A boxer can be down and not out. So it is with a boxing gym. And so it is with their lawyers here at the Institute for Justice.
As public interest lawyers litigating cutting-edge constitutional cases, we expect hard fights and we expect to lose sometimes. But we really, really hate to lose on technicalities. Last year, based on a technicality, a state court ruled that National City, Calif., could use eminent domain to bulldoze the Community Youth Athletic Center (CYAC), a nonprofit boxing and educational program for at-risk kids, to make way for upscale condos.
When I say the case was decided on a technicality, I mean an error so small it is difficult to even explain it. The process for challenging eminent domain in California is full of short deadlines and finicky procedures. One of these is that when you challenge the authorization of eminent domain, you have to publish a notice in the newspaper about the lawsuit. That newspaper notice must give a date by which other people can join the suit and oppose the city’s plans. The date is counted from the first day the notice appears in the newspaper. In our case, the newspaper changed the day of publication at the last minute, and the corresponding date did not get adjusted. The notice said Friday when it should have said Monday. No one attempted to join the suit on either Friday or Monday, so the error affected absolutely no one. Nevertheless, based on that technicality, the trial court dismissed the CYAC’s entire case. That meant that the CYAC could be taken for private development between now and 2017 without any opportunity to defend itself in court.

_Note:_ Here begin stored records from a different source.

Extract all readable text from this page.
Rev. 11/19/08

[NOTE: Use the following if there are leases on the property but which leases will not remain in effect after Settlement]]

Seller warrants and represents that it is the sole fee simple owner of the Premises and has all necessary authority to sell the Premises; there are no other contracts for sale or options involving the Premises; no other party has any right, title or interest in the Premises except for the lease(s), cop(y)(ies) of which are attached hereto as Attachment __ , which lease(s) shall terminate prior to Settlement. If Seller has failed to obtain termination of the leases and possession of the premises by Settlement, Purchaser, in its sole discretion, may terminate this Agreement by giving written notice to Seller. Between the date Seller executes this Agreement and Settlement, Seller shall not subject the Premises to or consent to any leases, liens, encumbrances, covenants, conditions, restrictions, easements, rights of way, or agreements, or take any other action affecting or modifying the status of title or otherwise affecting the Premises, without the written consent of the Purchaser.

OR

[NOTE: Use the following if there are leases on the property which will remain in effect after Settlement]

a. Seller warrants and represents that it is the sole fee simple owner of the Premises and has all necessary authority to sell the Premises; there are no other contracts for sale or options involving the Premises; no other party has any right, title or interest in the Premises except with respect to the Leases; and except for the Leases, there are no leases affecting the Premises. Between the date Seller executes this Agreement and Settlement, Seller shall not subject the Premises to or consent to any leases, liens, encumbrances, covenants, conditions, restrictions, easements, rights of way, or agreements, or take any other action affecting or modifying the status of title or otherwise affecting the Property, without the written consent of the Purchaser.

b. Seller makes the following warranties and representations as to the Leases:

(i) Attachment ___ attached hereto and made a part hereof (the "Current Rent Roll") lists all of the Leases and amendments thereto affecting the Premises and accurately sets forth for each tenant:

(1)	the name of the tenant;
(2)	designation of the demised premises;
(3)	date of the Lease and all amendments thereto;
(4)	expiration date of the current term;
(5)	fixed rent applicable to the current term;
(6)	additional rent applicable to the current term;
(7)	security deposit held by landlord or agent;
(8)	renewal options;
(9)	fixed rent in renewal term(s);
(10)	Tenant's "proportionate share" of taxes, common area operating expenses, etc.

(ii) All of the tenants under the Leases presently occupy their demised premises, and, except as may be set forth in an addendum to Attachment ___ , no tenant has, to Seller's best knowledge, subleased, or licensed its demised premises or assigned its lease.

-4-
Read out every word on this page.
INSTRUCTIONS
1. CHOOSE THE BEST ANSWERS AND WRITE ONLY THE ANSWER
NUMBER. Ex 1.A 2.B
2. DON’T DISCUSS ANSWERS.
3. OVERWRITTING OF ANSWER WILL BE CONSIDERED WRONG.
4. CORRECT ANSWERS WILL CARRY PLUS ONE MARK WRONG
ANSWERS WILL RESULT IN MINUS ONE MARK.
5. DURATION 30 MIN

If this sounds crazy, that’s because it is. Your right to keep your own home or business should not depend on nonsense like this. Many states, like California, have erected procedural barriers like these to make it as difficult as possible for people to defend their rights, not just from eminent domain, but from all kinds of government abuses.
It took one year, four legal briefs and an oral argument at the Court of Appeal, but we finally won. The CYAC and IJ are now back in the fight and ready for our next round in court. The appellate court ruled that there was “good cause” for the mistaken date. The court said we can republish the notice and start again. That is an enormous relief to us, to the CYAC and to the hundreds of kids they serve. It is also good news for everyone else in California. This ruling means that courts will allow people to correct minor technical errors instead of just ruling that the government can take their land. So even though we certainly did not start out the case to argue about picayune procedural points, this ruling benefits not just the CYAC, but other people fighting eminent domain in California.
Dana Berliner is an IJ senior attorney.